In late June, our original garden-helper crew from Bancroft Elementary joined me for our first harvest, kneeling together in the dirt to tear off lettuce leaves and strip pea pods from their stems. This time they were also entertained by Bo, our puppy, who proved to be a great lover of the garden himself, bounding in circles around the trees before sprawling belly-up in the sun between the raised beds.
After our harvest that day, Sam and the schoolkids made salads with their fresh-picked lettuce and peas in the kitchen, which we then ate with baked chicken, followed by cupcakes topped with garden berries. In ten weeks, the garden had generated over ninety pounds of produce—from only about $200 worth of seeds and mulch.
The garden was popular and the garden was wholesome, but I also knew that for some people it wouldn’t feel like enough. I understood that I was being watched with a certain kind of anticipation, especially by women, maybe especially by professional working women, who wondered whether I’d bury my education and management experience to fold myself into some prescribed First Lady pigeonhole, a place lined with tea leaves and pink linen. People seemed worried that I wasn’t going to show my full self.
Regardless of what I chose to do, I knew I was bound to disappoint someone. The campaign had taught me that my every move and facial expression would be read a dozen different ways. I was either hard-driving and angry or, with my garden and messages about healthy eating, I was a disappointment to feminists, lacking a certain stridency. Several months before Barack was elected, I’d told a magazine interviewer that my primary focus in the White House would be to continue my role as “mom in chief” in our family. I’d said it casually, but the phrase caught hold and was amplified across the press. Some Americans seemed to embrace it, understanding all too well the amount of organization and drive it takes to raise children. Others, meanwhile, seemed vaguely appalled, presuming it to mean that as First Lady I’d do nothing but pipe-cleaner craft projects with my kids.
The truth was, I intended to do everything—to work with purpose and parent with care—same as I always had. The only difference now was that a lot of people were watching.

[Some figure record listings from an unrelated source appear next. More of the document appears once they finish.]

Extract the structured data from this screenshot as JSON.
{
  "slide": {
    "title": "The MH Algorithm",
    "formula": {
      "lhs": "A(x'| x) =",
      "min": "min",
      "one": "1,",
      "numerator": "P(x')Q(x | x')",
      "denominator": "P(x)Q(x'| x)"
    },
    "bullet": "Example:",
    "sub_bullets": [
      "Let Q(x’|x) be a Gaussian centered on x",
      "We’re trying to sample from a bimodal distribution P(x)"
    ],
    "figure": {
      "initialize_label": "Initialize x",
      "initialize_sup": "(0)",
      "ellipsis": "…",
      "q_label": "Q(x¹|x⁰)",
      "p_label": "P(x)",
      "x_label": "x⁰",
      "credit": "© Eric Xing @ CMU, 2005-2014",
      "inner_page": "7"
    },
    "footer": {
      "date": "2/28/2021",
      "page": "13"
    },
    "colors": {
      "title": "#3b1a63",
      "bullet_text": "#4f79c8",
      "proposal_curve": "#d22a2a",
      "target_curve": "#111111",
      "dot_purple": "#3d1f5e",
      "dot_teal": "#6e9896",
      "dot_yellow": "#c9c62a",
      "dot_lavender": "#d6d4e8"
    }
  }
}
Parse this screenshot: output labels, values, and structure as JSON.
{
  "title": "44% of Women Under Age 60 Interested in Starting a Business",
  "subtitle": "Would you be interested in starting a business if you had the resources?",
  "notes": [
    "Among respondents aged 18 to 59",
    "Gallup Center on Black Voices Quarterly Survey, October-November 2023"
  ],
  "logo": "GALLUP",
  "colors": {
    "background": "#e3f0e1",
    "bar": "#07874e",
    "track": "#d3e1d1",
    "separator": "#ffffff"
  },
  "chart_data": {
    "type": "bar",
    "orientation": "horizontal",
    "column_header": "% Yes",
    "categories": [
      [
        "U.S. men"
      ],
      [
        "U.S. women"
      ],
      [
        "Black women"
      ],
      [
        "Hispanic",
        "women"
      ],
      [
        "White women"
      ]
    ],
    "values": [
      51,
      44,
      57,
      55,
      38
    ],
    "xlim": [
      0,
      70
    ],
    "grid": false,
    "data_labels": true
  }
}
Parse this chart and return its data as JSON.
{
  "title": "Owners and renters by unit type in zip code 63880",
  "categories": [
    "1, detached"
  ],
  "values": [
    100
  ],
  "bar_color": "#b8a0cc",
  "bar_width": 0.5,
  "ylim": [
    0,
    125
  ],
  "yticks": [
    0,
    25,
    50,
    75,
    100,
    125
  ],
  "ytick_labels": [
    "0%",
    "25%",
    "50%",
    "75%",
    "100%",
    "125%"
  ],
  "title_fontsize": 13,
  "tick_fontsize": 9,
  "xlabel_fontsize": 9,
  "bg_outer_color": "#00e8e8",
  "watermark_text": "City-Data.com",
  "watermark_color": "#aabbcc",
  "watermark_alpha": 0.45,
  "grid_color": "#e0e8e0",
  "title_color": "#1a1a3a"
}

My preferred way to work, at least at first, was quietly. I wanted to be methodical in putting together a larger plan, waiting until I had full confidence in what I was presenting before going public with any of it. As I told my staff, I’d rather go deep than broad when it came to taking on issues. I felt sometimes like a swan on a lake, knowing that my job was in part to glide and appear serene, while underwater I never stopped pedaling my legs. The interest and enthusiasm we’d generated with the garden—the positive news coverage, the letters pouring in from around the country—only confirmed for me that I could generate buzz around a good idea. Now I wanted to highlight a larger issue and push for larger solutions.